Gemalto, a digital security firm, has withdrawn a report which claimed that data breach incidences in India were the second-largest in the world on account of compromise in the Aadhaar database.
In a statement released by the company CEO Philippe Vallee, Gemalto apologised for the erroneous report and press release. “Gemalto profusely regrets on its Breach Level Index Report 2018 and the subsequent press release issued in India on 15th October where it has by mistake taken into account an unverified news article about alleged Aadhaar data breach.”
The release further stated, “All concerned parties should take note that we have not been able to find any verified or unsubstantiated data breach of Aadhaar data. Gemalto has caused prejudices in the minds of the general public and we deeply regret it. We never intended to malign Aadhaar, India’s prestigious identity mission project.”
In the report which has now been withdraw, Gemalto claimed there were 945 data breaches which led to 4.5 billion data records being compromised worldwide. Out of which, over one billion data records have been exposed in India due to the breach in the Aadhaar database.
Concerns on Aadhaar security
There have been numerous concerns about the safety of Aadhaar security. In September this year, a report by a media outlet said the Aadhaar database was compromised by a software patch that disables critical security features of the software to enrol.
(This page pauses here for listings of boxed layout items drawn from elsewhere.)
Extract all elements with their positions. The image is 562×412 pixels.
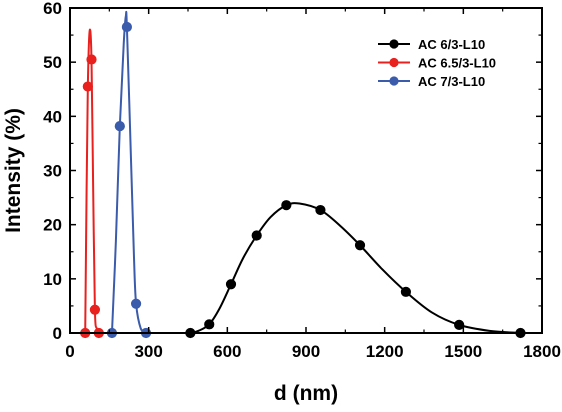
- x-tick-label: 0: [65, 342, 74, 361]
- legend: AC 6/3-L10 AC 6.5/3-L10 AC 7/3-L10: [378, 37, 496, 89]
- data-point: [315, 204, 326, 216]
- x-tick-label: 1800: [523, 342, 561, 361]
- data-point: [354, 240, 366, 251]
- legend-label: AC 6.5/3-L10: [418, 56, 496, 71]
- legend-marker: [389, 76, 399, 86]
- x-tick-label: 300: [134, 342, 162, 361]
- data-point: [86, 54, 97, 65]
- y-tick-label: 60: [43, 0, 62, 18]
- series-line: [190, 202, 521, 334]
- series-1: [80, 28, 104, 339]
- legend-label: AC 7/3-L10: [418, 74, 485, 89]
- y-tick-label: 20: [43, 216, 62, 235]
- y-tick-label: 0: [53, 324, 62, 343]
- x-axis-title: d (nm): [274, 382, 338, 405]
- data-point: [281, 200, 292, 211]
- data-point: [82, 81, 93, 92]
- legend-marker: [389, 57, 399, 68]
- series-line: [110, 10, 147, 334]
- legend-entry: AC 6.5/3-L10: [378, 56, 496, 71]
- data-point: [89, 304, 101, 315]
- data-point: [225, 279, 237, 290]
- data-point: [130, 298, 142, 309]
- y-tick-label: 40: [43, 107, 62, 126]
- legend-entry: AC 7/3-L10: [378, 74, 485, 89]
- y-tick-label: 10: [43, 270, 62, 289]
- axes: 0 300 600 900 1200 1500 1800 0 10 20 30 40 50 60: [43, 0, 561, 361]
- x-tick-label: 1500: [444, 342, 482, 361]
- y-tick-label: 50: [43, 53, 62, 72]
- series-0: [185, 200, 526, 339]
- series-2: [106, 10, 152, 339]
- legend-label: AC 6/3-L10: [418, 37, 485, 52]
- series-line: [84, 28, 100, 334]
- data-point: [114, 120, 125, 132]
- data-point: [454, 319, 465, 330]
- legend-marker: [389, 39, 399, 49]
- data-point: [251, 230, 262, 241]
- legend-entry: AC 6/3-L10: [378, 37, 485, 52]
- x-tick-label: 1200: [366, 342, 404, 361]
- data-point: [204, 319, 215, 330]
- x-tick-label: 900: [292, 342, 320, 361]
- x-tick-label: 600: [213, 342, 241, 361]
- data-point: [121, 21, 133, 33]
- data-point: [400, 286, 412, 297]
- y-tick-label: 30: [43, 162, 62, 181]
- y-axis-title: Intensity (%): [2, 108, 25, 233]
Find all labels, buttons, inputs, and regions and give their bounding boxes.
However, it was a report in the Tribune newspaper that first exposed the dangers of the breach to Aadhaar security. The report had stated how demographic data associated with Aadhaar numbers was being sold by anonymous sellers over WhatsApp for as little as Rs 500. Following the report, the UIDAI filed an FIR against the newspaper and the reporter under IPC Sections 419 (punishment for cheating by impersonation), 420 (cheating), 468 (forgery) and 471 (using as genuine a forged document), as well Section 66 of the IT Act and Section 36/37 of the Aadhaar Act.